Biyouna nous aura appris le rôle politique de la vulgarité.
Elle avait l'instinct du mot incisif qui replaçait la libido au centre de l'instant, touchait net dans le refoulé de l'autre qui était pris aussitôt d'un rire libérateur. La redjla, ce code de virilité que kabyles et arabes revendiquent à l'unisson, elle vous la retournait comme une crêpe sur l'autre face, celle du tralala.
Reine de coeur, Biyouna faisait tout son possible pour qui elle appréciait, surtout pour les femmes, précisait-elle. Et maintenant qu'elle est partie, je veux dire ce qu'elle a fait pour notre film L'esclave devenue roi qui restera son dernier rôle au cinéma, celui de la mère des 40 voleurs qui garde leur repaire et butin. Elle l'avait accepté tout de suite quand en 2019 je la rencontrai chez elle à Baïnem ; mais le film traîna. Quand je revins la voir, nous étions déjà en décembre 2023 et nous avons naturellement parlé de Gaza.
Atterrées de savoir qu'on y amputait des enfants sans anesthésie, ce qui se passait là-bas nous hantait. C'est ce jour-là que s'est formé le projet de tourner ce film et le montrer aux enfants de Gaza que l'Algérie annonçait alors accueillir pour des soins. Ce serait eux notre premier public, le plus difficile car le plus traumatisé et si ce film arrivait à distraire ces enfants, à les faire rêver un peu ou même rire, il serait vraiment réussi. Il suffisait de mettre la barre très haut.
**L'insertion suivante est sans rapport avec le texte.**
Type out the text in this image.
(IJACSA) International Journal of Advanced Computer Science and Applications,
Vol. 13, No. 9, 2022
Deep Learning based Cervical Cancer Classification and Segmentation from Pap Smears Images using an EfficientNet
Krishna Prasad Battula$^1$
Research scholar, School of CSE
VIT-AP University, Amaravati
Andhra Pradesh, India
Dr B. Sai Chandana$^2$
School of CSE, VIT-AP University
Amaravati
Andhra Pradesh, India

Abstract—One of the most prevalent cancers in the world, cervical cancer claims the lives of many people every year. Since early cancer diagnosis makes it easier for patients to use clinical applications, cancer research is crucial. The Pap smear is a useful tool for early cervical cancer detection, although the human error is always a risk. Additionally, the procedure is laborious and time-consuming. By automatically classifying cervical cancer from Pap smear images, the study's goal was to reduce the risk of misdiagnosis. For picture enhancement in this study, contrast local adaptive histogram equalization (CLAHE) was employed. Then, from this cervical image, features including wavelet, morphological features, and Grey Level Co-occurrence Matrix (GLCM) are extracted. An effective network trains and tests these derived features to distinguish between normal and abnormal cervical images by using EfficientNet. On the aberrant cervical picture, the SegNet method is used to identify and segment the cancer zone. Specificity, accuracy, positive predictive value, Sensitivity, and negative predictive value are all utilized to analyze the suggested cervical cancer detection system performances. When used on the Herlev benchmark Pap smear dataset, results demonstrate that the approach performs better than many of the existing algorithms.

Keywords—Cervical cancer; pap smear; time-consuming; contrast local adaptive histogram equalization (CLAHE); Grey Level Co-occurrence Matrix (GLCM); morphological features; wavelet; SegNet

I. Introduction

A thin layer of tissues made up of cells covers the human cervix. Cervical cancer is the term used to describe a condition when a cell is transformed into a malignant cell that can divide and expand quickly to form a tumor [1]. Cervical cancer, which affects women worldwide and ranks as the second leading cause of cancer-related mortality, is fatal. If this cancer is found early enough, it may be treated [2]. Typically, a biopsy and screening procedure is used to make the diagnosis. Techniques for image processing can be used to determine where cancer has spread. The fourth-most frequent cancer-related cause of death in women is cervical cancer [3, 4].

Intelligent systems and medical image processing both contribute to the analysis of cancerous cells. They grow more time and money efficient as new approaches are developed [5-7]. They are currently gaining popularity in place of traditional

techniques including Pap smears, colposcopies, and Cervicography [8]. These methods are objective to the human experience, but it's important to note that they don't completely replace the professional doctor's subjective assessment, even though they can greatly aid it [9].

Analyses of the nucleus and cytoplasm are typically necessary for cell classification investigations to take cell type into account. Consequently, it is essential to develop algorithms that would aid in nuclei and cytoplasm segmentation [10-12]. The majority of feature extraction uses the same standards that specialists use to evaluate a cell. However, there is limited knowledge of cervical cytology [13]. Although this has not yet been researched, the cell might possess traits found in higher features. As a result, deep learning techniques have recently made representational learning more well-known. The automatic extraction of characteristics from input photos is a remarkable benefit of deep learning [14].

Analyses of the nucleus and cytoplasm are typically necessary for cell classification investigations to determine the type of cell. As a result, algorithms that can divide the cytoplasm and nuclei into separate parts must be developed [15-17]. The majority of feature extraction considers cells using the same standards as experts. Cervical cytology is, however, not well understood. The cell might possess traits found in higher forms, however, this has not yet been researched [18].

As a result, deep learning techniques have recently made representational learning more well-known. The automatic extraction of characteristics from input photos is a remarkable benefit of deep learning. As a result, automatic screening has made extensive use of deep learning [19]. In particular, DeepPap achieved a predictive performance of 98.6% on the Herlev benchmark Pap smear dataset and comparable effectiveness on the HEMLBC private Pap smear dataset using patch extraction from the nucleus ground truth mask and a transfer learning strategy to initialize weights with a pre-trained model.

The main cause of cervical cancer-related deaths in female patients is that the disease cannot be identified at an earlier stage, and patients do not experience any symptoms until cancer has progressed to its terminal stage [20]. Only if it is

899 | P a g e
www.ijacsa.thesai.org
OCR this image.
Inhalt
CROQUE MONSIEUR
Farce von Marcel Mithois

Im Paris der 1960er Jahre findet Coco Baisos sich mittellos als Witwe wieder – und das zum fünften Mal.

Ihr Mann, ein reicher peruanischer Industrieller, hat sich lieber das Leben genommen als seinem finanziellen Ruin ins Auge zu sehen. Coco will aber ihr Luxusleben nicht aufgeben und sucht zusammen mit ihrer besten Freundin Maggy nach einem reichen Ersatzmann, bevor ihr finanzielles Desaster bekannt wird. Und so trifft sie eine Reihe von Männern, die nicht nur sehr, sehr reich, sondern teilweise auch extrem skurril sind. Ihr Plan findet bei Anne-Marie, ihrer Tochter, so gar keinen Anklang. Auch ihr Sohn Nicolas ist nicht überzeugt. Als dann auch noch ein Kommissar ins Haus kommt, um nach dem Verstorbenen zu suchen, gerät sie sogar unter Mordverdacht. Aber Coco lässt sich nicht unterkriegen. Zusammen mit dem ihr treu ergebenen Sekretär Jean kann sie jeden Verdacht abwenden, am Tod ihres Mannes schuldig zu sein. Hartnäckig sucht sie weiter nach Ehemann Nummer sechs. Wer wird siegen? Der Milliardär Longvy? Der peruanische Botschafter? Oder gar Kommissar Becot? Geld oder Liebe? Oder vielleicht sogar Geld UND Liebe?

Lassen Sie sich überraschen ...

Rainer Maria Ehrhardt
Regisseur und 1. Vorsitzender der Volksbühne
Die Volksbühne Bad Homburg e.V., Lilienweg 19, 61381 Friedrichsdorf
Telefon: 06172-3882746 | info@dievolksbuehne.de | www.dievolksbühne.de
De ce projet la presse se fit l'écho avec une chronique de Slimane Laouari dans le Quotidien d'Alger. Néanmoins, le démarrage du film traînait encore dans les méandres ministériel jusqu'à fin janvier 2024. Pour secouer son monde, Biyouna vient alors avec son assistante Zola assister à une projection en présence d'officiels, de télés, etc... La ministre de la culture l'embrasse avec une joie sincère, Biyouna lui glisse alors une blague très culottée et ajoute en me désignant : "Non, je n'ai pas travaillé, parce que tu n'as pas signé son film!"
Le lendemain, le dossier sera débloqué.
Pendant plusieurs semaines, je résidai à Baïnem, au bord de la mer, accueillie chez Zola qui vit avec fille et nièces dans le même immeuble que Biyouna. En sortant, je la voyais, silhouette menue à sa fenêtre, vibrante, elle voulait toujours des cigarettes... Zola lui apportait de tout, mais des cigarettes, Biyouna n'en avait jamais assez. Je passais, on fumait, on causait. J'ignorais qu'elle avait un cancer du poumon. S'en fichait, elle avait tout connu, ne tenait qu'à être artiste, dans cet appétit de beauté, de poésie et de rire qui a fait vibrer toute sa vie.
Ce qui lui restait de forces, elle l'a donné encore au tournage de notre film, fusil en main pour camper cette Ma Dalton qui dort dans une vieille voiture. Il faisait froid. Nous tournions dans le hangar du loueur d'accessoires, islamiste qui ne serre pas la main d'une femme mais s'acharnera pour vous à faire clignoter rouge un luminaire de cabaret. La diablesse Biyouna improvisait ses répliques à chaque prise et chanta en maudissant l'amour perdu.
Biyouna a tout donné, elle n'a rien pris, sauf nos coeurs.
Mais elle ne recevra pas Rony Brauman qui serait venu présenter L'esclave devenue roi avec elle aux enfants de Gaza soignés à Alger. Le montage du film n'est pas encore terminé, Biyouna en avait marre, elle est montée aux étoiles et si "Dieu l'accueille en son vaste paradis", c'est encore lui qui a le plus de chance.